以上の条件を満たしたうえで、過去3年以内に再就職手当、または常用就職支度手当を受け取っていないことも必要です。

 

色々、条件があるのね!

 

 

また、再就職手当を受け取ったあと、すぐに退職した場合は返金する必要があります。

 


就業促進定着手当とは?

就業促進定着手当は、平成26年4月1日から新しく追加された就業促進手当です。

 

再就職手当を受けていた人が、前の会社より再就職先の給料が少ない場合に、受け取ることができます。

支給額は、前の会社での賃金日額から、再就職した当日から6ヶ月の間に支払われた賃金日額を差し引いて、それに6ヶ月間の賃金のもととなった日数をかけて計算します。

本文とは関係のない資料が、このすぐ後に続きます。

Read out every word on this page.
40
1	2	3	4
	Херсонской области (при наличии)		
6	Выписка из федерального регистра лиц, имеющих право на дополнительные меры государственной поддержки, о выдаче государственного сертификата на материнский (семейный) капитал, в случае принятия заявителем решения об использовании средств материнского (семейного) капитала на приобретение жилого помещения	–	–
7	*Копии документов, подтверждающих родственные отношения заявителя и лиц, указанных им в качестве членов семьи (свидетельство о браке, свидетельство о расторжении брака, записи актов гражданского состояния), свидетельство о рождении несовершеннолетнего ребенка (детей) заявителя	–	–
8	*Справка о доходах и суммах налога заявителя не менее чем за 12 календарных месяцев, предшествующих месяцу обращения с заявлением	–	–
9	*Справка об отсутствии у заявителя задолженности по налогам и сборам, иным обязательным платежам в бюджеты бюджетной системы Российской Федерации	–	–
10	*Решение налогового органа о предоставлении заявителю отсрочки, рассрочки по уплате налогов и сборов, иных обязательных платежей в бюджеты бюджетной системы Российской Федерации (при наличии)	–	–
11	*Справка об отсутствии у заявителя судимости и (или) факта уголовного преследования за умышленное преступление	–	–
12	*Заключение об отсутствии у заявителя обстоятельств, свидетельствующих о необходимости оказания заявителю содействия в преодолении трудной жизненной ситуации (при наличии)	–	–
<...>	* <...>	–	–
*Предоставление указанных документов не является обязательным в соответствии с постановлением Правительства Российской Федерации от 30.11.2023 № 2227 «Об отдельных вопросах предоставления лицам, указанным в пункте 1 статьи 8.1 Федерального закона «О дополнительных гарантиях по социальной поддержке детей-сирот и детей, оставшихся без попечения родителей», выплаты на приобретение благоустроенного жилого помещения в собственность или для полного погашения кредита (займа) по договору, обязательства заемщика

ただし、上限額は「基本手当日額×基本手当の支給残日数×40%」です。


就職手当について

就業手当は、失業保険を受けている人が、正規社員以外のアルバイトなどに就いたさいに支給されます。

 

この場合の就業というのは、1年以内の短期間を指し、契約期間は7日以上、週の所定労働時間は20時間以上、週の就労日は4日以上が条件です。

 

就職日前日までに失業の認定を受けていて、支給の残り日数が所定給付日数の3分の1以上、かつ45日以上残っている場合に受け取ることができます。

 

支給額は「就業日×30%×基本手当日額」で計算します。

 

1日あたりの上限は、1,741円、60歳以上65歳未満は1,412円となっていますが、毎年8月1日以降に変更されることがあるので確認してください。

 

ほかにも、再就職手当と同じ4つの条件を満たしている必要があります。

 

まず、失業保険の受給資格決定からあとに内定の通知を受け取っていること。申請から7日間の待機期間中の就職も認められないこと。

 

さらに、離職理由によって給付制限があった場合は、待機期間から1ヶ月間は、ハローワークや厚生労働大臣の許可する職業紹介事業者の紹介する職場だけが当てはまること。

 

退職する前の会社や、資本面などで関わる事業主に再就職していないこと、といった条件が必要です。


常用就職支度手当について

常用就職支度手当の対象者は、障害者や45歳以上で、通常の就職が難しい人です。いずれも、雇用対策法に基づく再就職援助計画に当てはまる人たちです。

 

再就職の前日までに失業の認定を受けて、支給の残り日数が所定給付日数の3分の1以上、かつ45日以上残っていれば受け取ることができます。

 

支給額は「基本手当の支給残日数×40%×基本手当日額」で計算します。ただし、支給残日数は90日を上限、45日を下限とします。

 

再就職手当と同じように、1年以上はかならず雇用される就職のみが対象となっています。

 

ほかにも、失業保険の受給資格決定からあとに内定の通知を受け取っていること。申請から7日間の待機期間中の就職も認められないこと。

 

さらに、離職理由により給付制限があった場合は、待機期間から1ヶ月間は、ハローワークや厚生労働大臣の許可する職業紹介事業者の紹介する職場しか認められないこと。退職した元の会社や、その関連事業主に雇用されていないこと。

 

そして、3年以内に再就職手当や常用就職支度手当を受け取ったことがない、といった条件も再就職手当と共通しています。

 

ちなみに、常用就職支度手当には申請書を提出したあとに、支給が決まるまで1ヶ月ほどの調査期間があります。口座に振り込まれるのは、そこからさらに1週間後ほどとなります。


再就職したら支給残日数をチェック!

再就職したときに就業促進手当を受け取ることができれば、失業保険にさらに一時金を受け取ることができ、収入面でかなり助かることがあります。

 

失業保険の支給日数が残っているか必ずチェックしようね!
逆に、就職が決まってからも失業保険を受け取っていると不正受給となります。再就職が決まったら、すぐにハローワークに報告するようにしましょう。